The Democratic Party at every level spent years embracing identity politics that mostly served the interests of professionals, argues Catalyst editor Vivek Chibber. We need a return to class.

Barack Obama and Hillary Clinton wave to the crowd during the 2016 Democratic Convention. (Aaron P. Bernstein / Getty Images)

Interview by
Melissa Naschek

“If we broke up the big banks tomorrow, would that end racism? Would that end sexism?” As the memories of Hillary Clinton shimmying and cackling during the 2016 presidential election fade, this quote from one of her campaign rallies has an unusual durability. Just as significant as her loss to Donald Trump, her victory over Bernie Sanders in the Democratic primary reshaped center-left politics for a decade and established identity politics as a standard tool in the Democratic Party belt.

On the latest episode of the new Jacobin Radio podcast Confronting Capitalism, Vivek Chibber, professor of sociology at New York University and editor of Catalyst: A Journal of Theory and Strategy, examines the specter of identity politics that has haunted the Democrats during the last decade. Chibber explains how identity politics promotes strategies and policies that primarily address the interests of elites rather than the vast majority of working Americans.

Identity politics has roots in 1960s fights against racism and sexism. But according to Chibber, the fracturing of the civil rights coalition, deindustrialization, and the collapse of organized labor shifted the agenda away from working-class issues toward a project of professional-class uplift. This transcript has been edited for length and clarity.


Melissa Naschek

As we’re still sort of in this postelection, what-the-hell-just-happened mode, one thing I’ve been thinking about a lot is the conversation that’s developing around identity politics.

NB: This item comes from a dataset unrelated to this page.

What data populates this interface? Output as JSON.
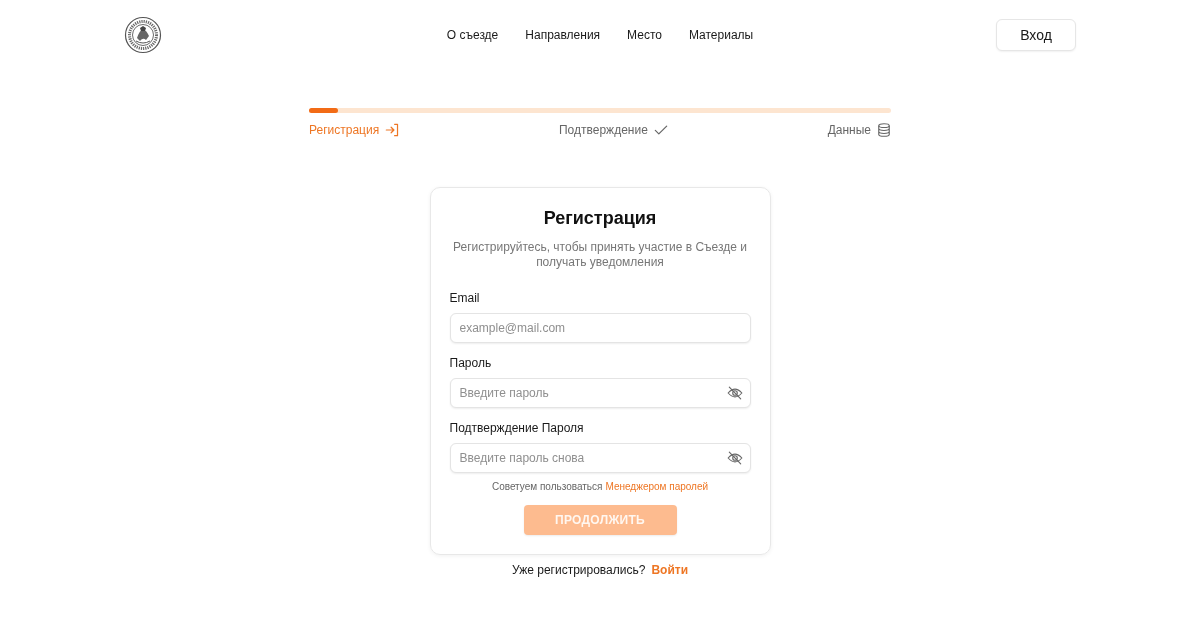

For basically a decade, not only was identity politics central to Democratic Party center-left politics, but you couldn’t even criticize it without being smeared as a racist, a sexist, whatever term would work to instantly discredit any criticism while shutting down any critical thought of what that criticism represented. And now that Trump has won again, suddenly everybody’s talking about what a problem identity politics is.

Vivek Chibber

Right. So in order to be able to understand or analyze identity politics, you’ve got to first define it. You want to define identity politics in as neutral a way as possible, so that you’re not seen to be building your criticisms of it into the definition. We want a definition that most people can recognize as being legitimate.

Now, how do most people understand identity politics? Well, I would say there are a couple of things that people associate with it. The first is a focus on discrimination and disparities as being at the essence of race domination.

Focusing on disparities means you look at any occupation, any phenomenon, like housing or medical care, and you ask, Do blacks and whites get equal outcomes? What about Latinos and whites? Similarly, with discrimination, you want to find out if people are getting equal access to goods and services.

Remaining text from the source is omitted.